La mayoria de las veces en donde los electroliticos son el problema, la fuente se proteje y se apaga ya que detecta el ryple. 
Creo que para saber si realmente en ese instante en que decis "es como si trabajaran los LED al 100%", es correcta, colocale el tester a uno de los led para medir la tensión y medile la corriente a la tira completa.


----------



## ricbevi (Jul 16, 2018)

*coriano632*
Seria importante si tiene la opción de quitar el logo de arranque en los menu's lo hicieras para determinar que no sea algo programado para que siempre el logo de la marca sea visible en cualquier condición y no un defecto del sistema de control de los led de iluminación.

Ric.


----------



## coriano632 (Jul 17, 2018)

sergiot dijo:


> La mayoria de las veces en donde los electroliticos son el problema, la fuente se proteje y se apaga ya que detecta el ryple.
> Creo que para saber si realmente en ese instante en que decis "es como si trabajaran los LED al 100%", es correcta, colocale el tester a uno de los led para medir la tensión y medile la corriente a la tira completa.
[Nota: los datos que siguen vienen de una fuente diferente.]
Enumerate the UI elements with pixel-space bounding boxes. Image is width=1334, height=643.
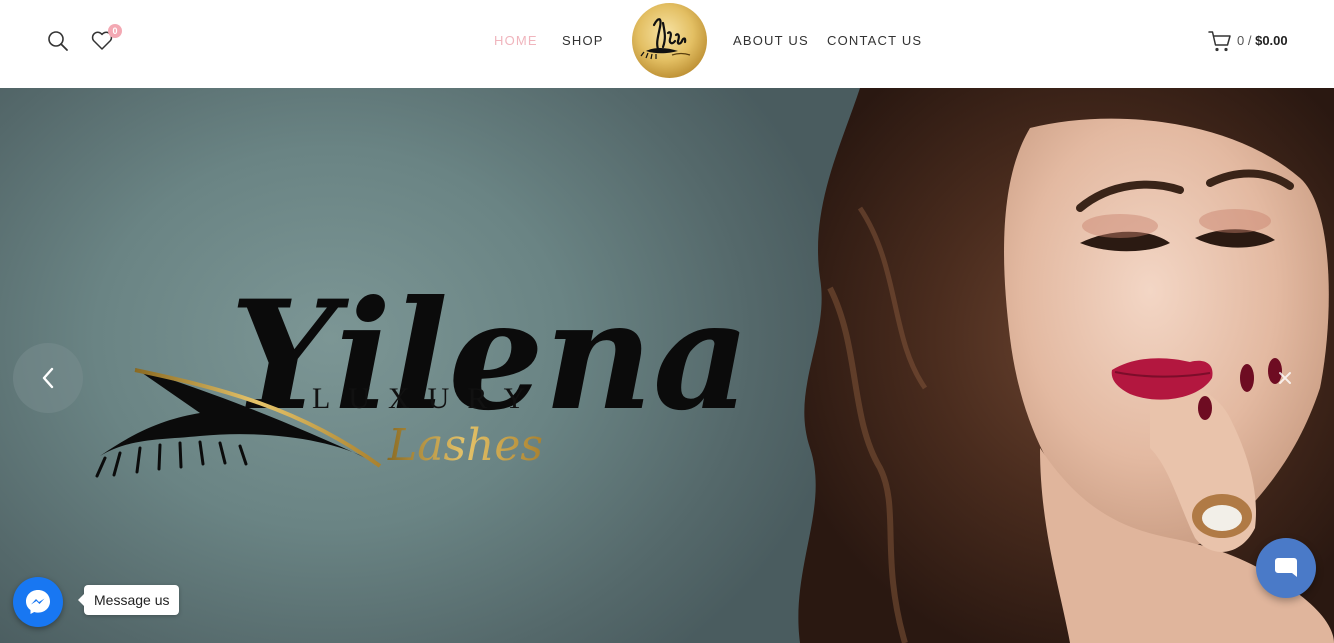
search-button[interactable] xyxy=(45,28,71,54)
nav-contact-us[interactable]: CONTACT US xyxy=(827,33,922,48)
nav-shop[interactable]: SHOP xyxy=(562,33,604,48)
close-icon xyxy=(1279,372,1291,384)
nav-home[interactable]: HOME xyxy=(494,33,538,48)
messenger-button[interactable] xyxy=(13,577,63,627)
cart-button[interactable] xyxy=(1208,30,1232,52)
chevron-left-icon xyxy=(42,367,54,389)
nav-about-us[interactable]: ABOUT US xyxy=(733,33,809,48)
hero-brand-script: Yilena xyxy=(230,268,750,444)
wishlist-count-badge: 0 xyxy=(108,24,122,38)
cart-count: 0 / xyxy=(1237,33,1252,48)
site-logo[interactable] xyxy=(632,3,707,78)
chat-icon xyxy=(1275,558,1297,577)
messenger-icon xyxy=(26,590,50,614)
messenger-label[interactable]: Message us xyxy=(77,585,180,615)
chat-button[interactable] xyxy=(1256,538,1316,598)
site-header: 0 HOME SHOP ABOUT US CONTACT US 0 / $0.0… xyxy=(0,0,1334,88)
cart-summary[interactable]: 0 / $0.00 xyxy=(1237,33,1288,48)
slider-next-button[interactable] xyxy=(1262,343,1308,413)
hero-image: Yilena LUXURY Lashes xyxy=(95,88,1334,643)
slider-prev-button[interactable] xyxy=(13,343,83,413)
search-icon xyxy=(48,31,68,51)
hero-brand-word: LUXURY xyxy=(312,382,543,415)
logo-mark xyxy=(640,18,691,60)
cart-icon xyxy=(1208,31,1231,52)
hero-slider: Yilena LUXURY Lashes xyxy=(0,88,1334,643)
hero-brand-tag: Lashes xyxy=(387,420,543,471)
cart-total: $0.00 xyxy=(1255,33,1288,48)
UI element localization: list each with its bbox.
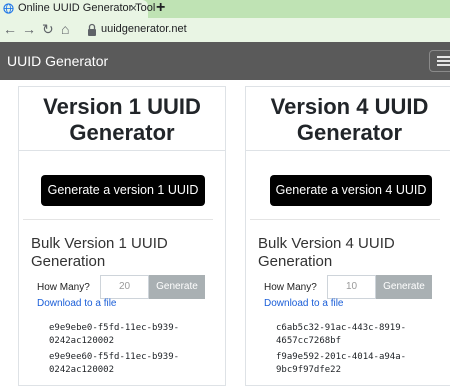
bulk-generate-button[interactable]: Generate bbox=[376, 275, 432, 299]
browser-tab[interactable]: Online UUID Generator Tool × bbox=[0, 0, 155, 18]
how-many-label: How Many? bbox=[264, 282, 317, 293]
generate-version1-button[interactable]: Generate a version 1 UUID bbox=[41, 175, 205, 206]
card-title: Version 4 UUID Generator bbox=[270, 94, 429, 145]
how-many-label: How Many? bbox=[37, 282, 90, 293]
version1-card: Version 1 UUID Generator Generate a vers… bbox=[18, 86, 226, 386]
uuid-list-item[interactable]: e9e9ebe0-f5fd-11ec-b939- 0242ac120002 bbox=[49, 322, 219, 348]
bulk-generate-button[interactable]: Generate bbox=[149, 275, 205, 299]
divider bbox=[23, 219, 213, 220]
download-link[interactable]: Download to a file bbox=[264, 298, 344, 309]
forward-arrow-icon[interactable]: → bbox=[22, 21, 36, 37]
download-link[interactable]: Download to a file bbox=[37, 298, 117, 309]
lock-icon[interactable] bbox=[86, 23, 98, 37]
address-bar-row: ← → ↻ ⌂ uuidgenerator.net bbox=[0, 18, 450, 43]
bulk-title: Bulk Version 4 UUID Generation bbox=[258, 235, 395, 270]
url-field[interactable]: uuidgenerator.net bbox=[101, 23, 187, 35]
home-icon[interactable]: ⌂ bbox=[61, 21, 69, 37]
how-many-input[interactable]: 20 bbox=[100, 275, 149, 299]
favicon-globe-icon bbox=[3, 3, 14, 14]
bulk-title: Bulk Version 1 UUID Generation bbox=[31, 235, 168, 270]
site-navbar: UUID Generator bbox=[0, 42, 450, 80]
card-header: Version 1 UUID Generator bbox=[19, 87, 225, 151]
divider bbox=[250, 219, 440, 220]
site-brand[interactable]: UUID Generator bbox=[7, 53, 108, 69]
card-header: Version 4 UUID Generator bbox=[246, 87, 450, 151]
new-tab-button[interactable]: + bbox=[156, 0, 165, 17]
uuid-list-item[interactable]: e9e9ee60-f5fd-11ec-b939- 0242ac120002 bbox=[49, 351, 219, 377]
reload-icon[interactable]: ↻ bbox=[42, 21, 54, 38]
how-many-input[interactable]: 10 bbox=[327, 275, 376, 299]
browser-tab-strip: Online UUID Generator Tool × + bbox=[0, 0, 450, 18]
uuid-list-item[interactable]: c6ab5c32-91ac-443c-8919- 4657cc7268bf bbox=[276, 322, 446, 348]
card-title: Version 1 UUID Generator bbox=[43, 94, 201, 145]
hamburger-menu-icon[interactable] bbox=[429, 50, 450, 72]
back-arrow-icon[interactable]: ← bbox=[3, 21, 17, 37]
generate-version4-button[interactable]: Generate a version 4 UUID bbox=[270, 175, 432, 206]
uuid-list-item[interactable]: f9a9e592-201c-4014-a94a- 9bc9f97dfe22 bbox=[276, 351, 446, 377]
tab-close-icon[interactable]: × bbox=[130, 1, 137, 15]
version4-card: Version 4 UUID Generator Generate a vers… bbox=[245, 86, 450, 386]
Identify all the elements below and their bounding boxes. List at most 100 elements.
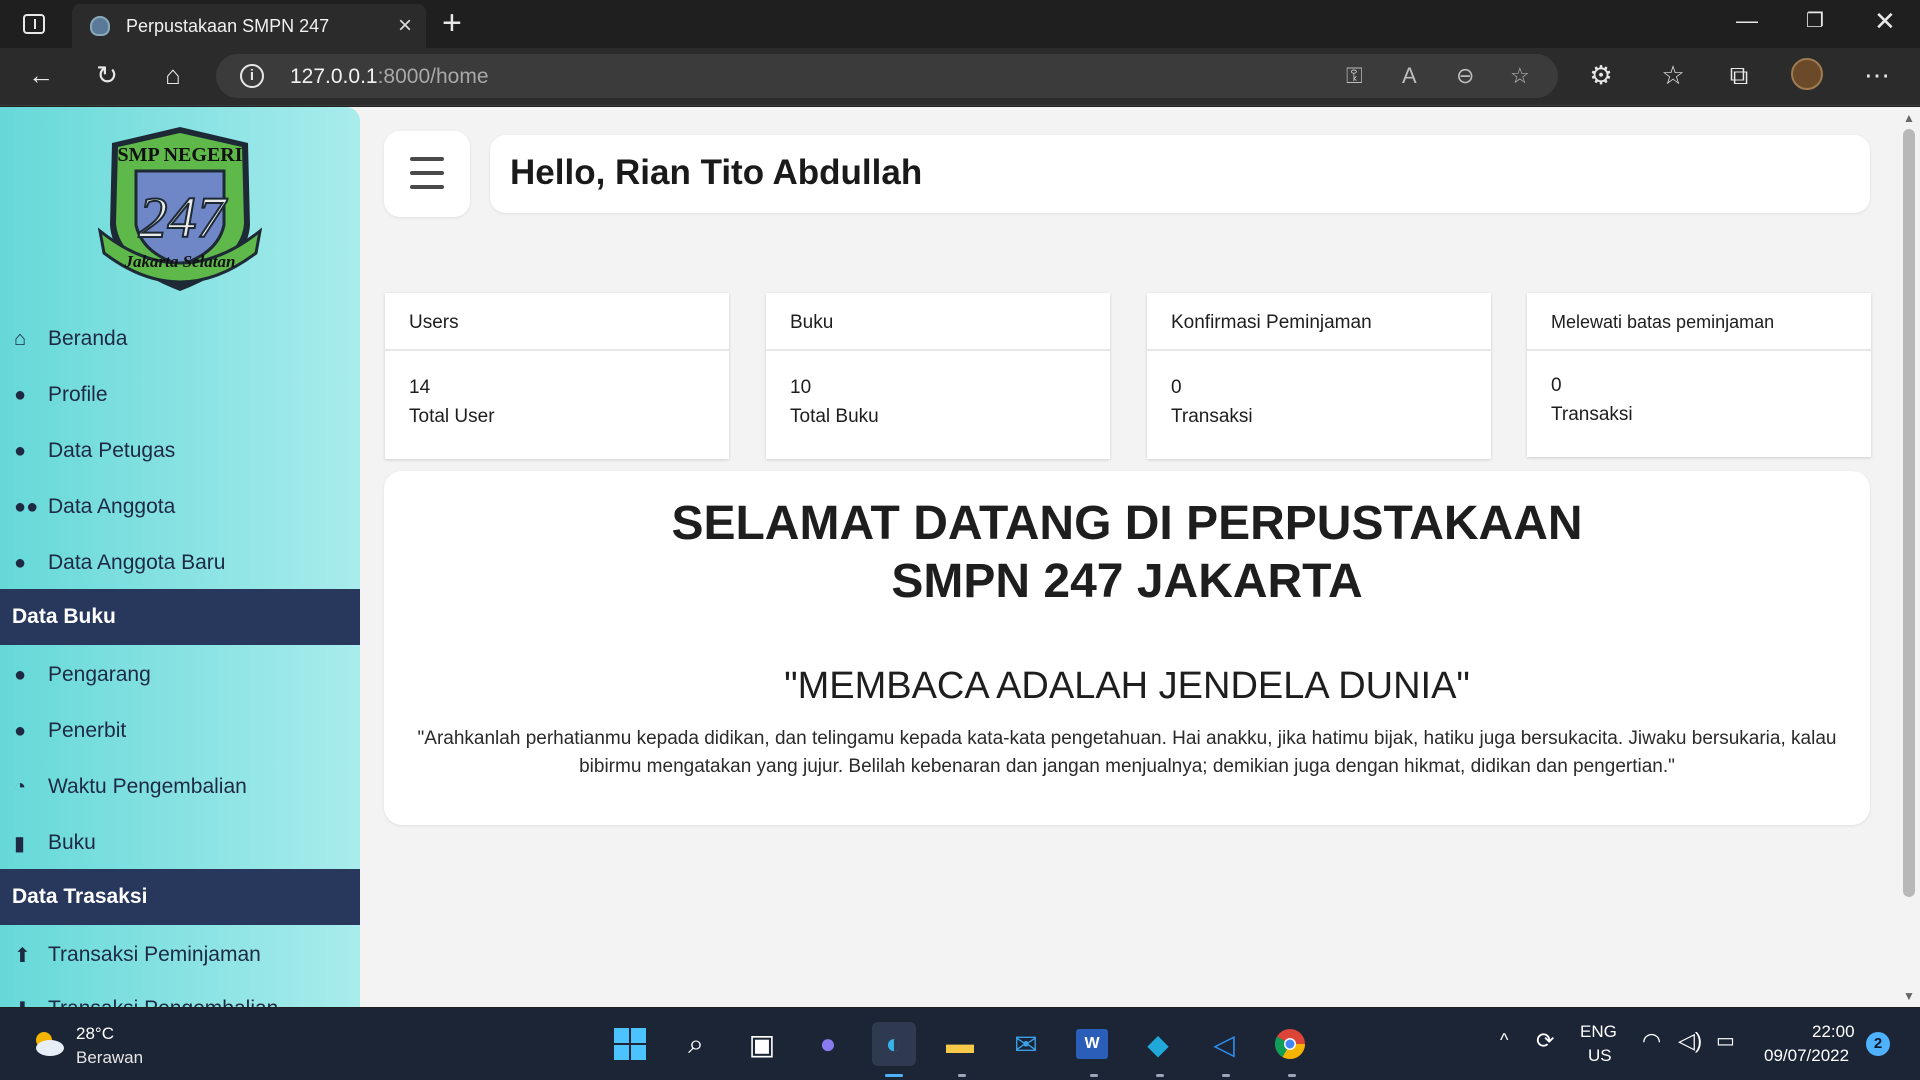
- card-label: Transaksi: [1551, 404, 1633, 425]
- restore-icon[interactable]: ❐: [1806, 8, 1824, 33]
- stat-card-konfirmasi-peminjaman: Konfirmasi Peminjaman 0 Transaksi: [1147, 293, 1491, 459]
- welcome-title-line1: SELAMAT DATANG DI PERPUSTAKAAN: [671, 497, 1583, 550]
- key-icon[interactable]: ⚿: [1346, 63, 1363, 89]
- read-aloud-icon[interactable]: A: [1402, 63, 1417, 89]
- minimize-icon[interactable]: —: [1736, 8, 1758, 34]
- sidebar-item-label: Data Anggota Baru: [48, 551, 226, 574]
- vscode-icon[interactable]: ◁: [1202, 1022, 1246, 1066]
- card-value: 10: [790, 377, 812, 398]
- battery-icon[interactable]: ▭: [1716, 1028, 1735, 1053]
- wifi-icon[interactable]: ◠: [1642, 1028, 1661, 1054]
- home-icon[interactable]: ⌂: [156, 60, 190, 91]
- file-explorer-icon[interactable]: ▬: [938, 1022, 982, 1066]
- sidebar-item-penerbit[interactable]: ● Penerbit: [0, 705, 360, 757]
- refresh-icon[interactable]: ↻: [90, 60, 124, 91]
- sidebar-item-label: Penerbit: [48, 719, 127, 742]
- sidebar-item-transaksi-pengembalian[interactable]: ⬇ Transaksi Pengembalian: [0, 983, 360, 1007]
- card-label: Total User: [409, 406, 495, 427]
- scroll-up-icon[interactable]: ▲: [1903, 111, 1915, 125]
- sidebar-item-beranda[interactable]: ⌂ Beranda: [0, 313, 360, 365]
- card-title: Melewati batas peminjaman: [1527, 293, 1871, 351]
- clock-date[interactable]: 09/07/2022: [1764, 1046, 1849, 1066]
- tab-favicon: [90, 16, 110, 36]
- language-line2[interactable]: US: [1588, 1046, 1612, 1066]
- notification-badge[interactable]: 2: [1866, 1032, 1890, 1056]
- card-value: 0: [1551, 375, 1562, 396]
- sidebar-item-pengarang[interactable]: ● Pengarang: [0, 649, 360, 701]
- card-title: Buku: [766, 293, 1110, 351]
- sync-icon[interactable]: ⟳: [1536, 1028, 1554, 1054]
- profile-avatar[interactable]: [1790, 58, 1824, 97]
- taskbar: 28°C Berawan ⌕ ▣ ● ◐ ▬ ✉ W ◆ ◁ ^ ⟳ ENG U…: [0, 1008, 1920, 1080]
- logo-top-text: SMP NEGERI: [117, 144, 242, 166]
- search-icon[interactable]: ⌕: [674, 1022, 718, 1066]
- sidebar-item-transaksi-peminjaman[interactable]: ⬆ Transaksi Peminjaman: [0, 929, 360, 981]
- school-logo: SMP NEGERI 247 Jakarta Selatan: [98, 127, 262, 291]
- volume-icon[interactable]: ◁): [1678, 1028, 1702, 1054]
- app-icon[interactable]: ◆: [1136, 1022, 1180, 1066]
- tab-close-icon[interactable]: ×: [398, 12, 412, 40]
- new-tab-icon[interactable]: +: [442, 4, 462, 43]
- start-icon[interactable]: [608, 1022, 652, 1066]
- browser-tab[interactable]: Perpustakaan SMPN 247 ×: [72, 4, 426, 48]
- sidebar-item-label: Waktu Pengembalian: [48, 775, 247, 798]
- more-icon[interactable]: ⋯: [1860, 60, 1894, 91]
- user-tie-icon: ●: [14, 439, 27, 462]
- weather-temperature[interactable]: 28°C: [76, 1024, 114, 1044]
- sidebar-item-data-anggota[interactable]: ●● Data Anggota: [0, 481, 360, 533]
- welcome-quote: "Arahkanlah perhatianmu kepada didikan, …: [417, 728, 1837, 777]
- card-label: Transaksi: [1171, 406, 1253, 427]
- zoom-out-icon[interactable]: ⊖: [1456, 63, 1474, 89]
- sidebar-item-label: Pengarang: [48, 663, 151, 686]
- sidebar-item-profile[interactable]: ● Profile: [0, 369, 360, 421]
- arrow-circle-up-icon: ⬆: [14, 944, 31, 967]
- mail-icon[interactable]: ✉: [1004, 1022, 1048, 1066]
- browser-tab-bar: Perpustakaan SMPN 247 × + — ❐ ✕: [0, 0, 1920, 48]
- sidebar-item-label: Profile: [48, 383, 108, 406]
- page-scrollbar[interactable]: ▲ ▼: [1898, 107, 1920, 1007]
- chevron-up-icon[interactable]: ^: [1500, 1030, 1508, 1051]
- sidebar-item-label: Data Anggota: [48, 495, 176, 518]
- card-title: Users: [385, 293, 729, 351]
- menu-toggle-button[interactable]: [384, 131, 470, 217]
- user-icon: ●: [14, 383, 27, 406]
- extensions-icon[interactable]: ⚙: [1584, 60, 1618, 91]
- card-value: 14: [409, 377, 431, 398]
- arrow-circle-down-icon: ⬇: [14, 997, 48, 1008]
- sidebar-item-buku[interactable]: ▮ Buku: [0, 817, 360, 869]
- clock-time[interactable]: 22:00: [1812, 1022, 1855, 1042]
- hamburger-icon: [410, 157, 444, 161]
- weather-condition[interactable]: Berawan: [76, 1048, 143, 1068]
- back-icon[interactable]: ←: [24, 60, 58, 91]
- sidebar-item-data-anggota-baru[interactable]: ● Data Anggota Baru: [0, 537, 360, 589]
- edge-icon[interactable]: ◐: [872, 1022, 916, 1066]
- address-bar[interactable]: i 127.0.0.1:8000/home ⚿ A ⊖ ☆: [216, 54, 1558, 98]
- collections-icon[interactable]: ⧉: [1722, 60, 1756, 92]
- sidebar: SMP NEGERI 247 Jakarta Selatan ⌂ Beranda…: [0, 107, 360, 1007]
- chrome-icon[interactable]: [1268, 1022, 1312, 1066]
- stat-card-melewati-batas: Melewati batas peminjaman 0 Transaksi: [1527, 293, 1871, 457]
- book-icon: ▮: [14, 832, 26, 855]
- chat-icon[interactable]: ●: [806, 1022, 850, 1066]
- close-window-icon[interactable]: ✕: [1874, 6, 1896, 37]
- sidebar-item-waktu-pengembalian[interactable]: ◔ Waktu Pengembalian: [0, 761, 360, 813]
- sidebar-item-label: Beranda: [48, 327, 128, 350]
- tab-actions-icon[interactable]: [18, 10, 50, 38]
- sidebar-item-data-petugas[interactable]: ● Data Petugas: [0, 425, 360, 477]
- welcome-title: SELAMAT DATANG DI PERPUSTAKAAN SMPN 247 …: [384, 495, 1870, 611]
- sidebar-item-label: Transaksi Pengembalian: [48, 997, 278, 1007]
- word-icon[interactable]: W: [1070, 1022, 1114, 1066]
- task-view-icon[interactable]: ▣: [740, 1022, 784, 1066]
- card-value: 0: [1171, 377, 1182, 398]
- add-favorite-icon[interactable]: ☆: [1510, 63, 1530, 89]
- sidebar-section-data-transaksi: Data Trasaksi: [0, 869, 360, 925]
- greeting-bar: Hello, Rian Tito Abdullah: [490, 135, 1870, 213]
- card-title: Konfirmasi Peminjaman: [1147, 293, 1491, 351]
- site-info-icon[interactable]: i: [240, 64, 264, 88]
- language-line1[interactable]: ENG: [1580, 1022, 1617, 1042]
- url-text[interactable]: 127.0.0.1:8000/home: [290, 65, 489, 89]
- favorites-icon[interactable]: ☆: [1656, 60, 1690, 91]
- scrollbar-thumb[interactable]: [1903, 129, 1915, 897]
- home-icon: ⌂: [14, 327, 27, 350]
- scroll-down-icon[interactable]: ▼: [1903, 989, 1915, 1003]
Ok bien voy medir el voltaje a los LED, la corriente no creo porque se me quemo el fusible al tester y no lo logro ubicar.

	Mensaje automáticamente combinado: Jul 17, 2018



ricbevi dijo:


> *coriano632*
> Seria importante si tiene la opción de quitar el logo de arranque en los menu's lo hicieras para determinar que no sea algo programado para que siempre el logo de la marca sea visible en cualquier condición y no un defecto del sistema de control de los led de iluminación.
> 
> Ric.


 
Buena idea amigo, quitar el logo de inicio, si hay la opción que quitarlo.


----------



## ricbevi (Jul 17, 2018)

Prueba quitándolo y mide si el arranque aun funciona con voltaje elevado y luego decae o no hace esa falla.

Ric.


----------



## burkero (Sep 5, 2018)

en mi experiencia..y viendo las enseñanzas del canal de *electrónica nuñez tutoriales*....se debe bajar unos 10v la alimentación de las regletas led, así hacemos trabajar a bajo voltaje los led... y la calidad de la imagen no cambia casi nada... esto se hace aumentando el valor de las resistencias que van desde la salida negativa  del mosfet que alimenta las regletas...


----------



## Pepillojr83rdz (Abr 23, 2020)

Buen día.
Tengo un TV marca digitex el cual la tarjeta CV3393BH-Q42 me funde los leds y tomado su medición en la salida de alimentación y de inicio me mide 17 v y al darle encendido se eleva hasta 72 vcd, y me daño los leds. Conozco poco de los TV leds y quiero aprender a repararlos. Que me puede estar ocasionando que se me dañen tiene dos tiras leds cada una conectada el paralelo y los leds de cada tira en serie.
Realice algunas mediciones para obtener el voltaje de los leds y con una resistencia en serie de 1k y el multimetro obtuve que los leds son de 6v.


----------



## D@rkbytes (Abr 23, 2020)

Pepillojr83rdz dijo:


> de inicio me mide 17 V y al darle encendido se eleva hasta 72 VCD


Los LED funcionan por corriente, así que la fuente para los LED puede entregar, supongamos, hasta 250 V y 600 mA máx.
Cuando la cadena de LED se encuentra en buen estado esa tensión cae al valor de la suma de todos los LED en serie y el controlador se encarga de que la corriente no se eleve por más de los 600 mA.
El controlador también verifica la tensión y si las tiras LED son de 65 V, estará verificando esa tensión, digamos, dentro de un 5 %
Por eso es que cuando se abre la cadena de los LED la tensión de la fuente sube y baja, porque se supera el margen de voltaje y actúa la protección.
De igual forma pasa cuando en la cadena hay LED en corto circuito, aumenta la corriente y actúa la protección.


Pepillojr83rdz dijo:


> ¿Qué me puede estar ocasionando que se me dañen? Tiene dos tiras leds cada una conectada en paralelo y los leds de cada tira en serie.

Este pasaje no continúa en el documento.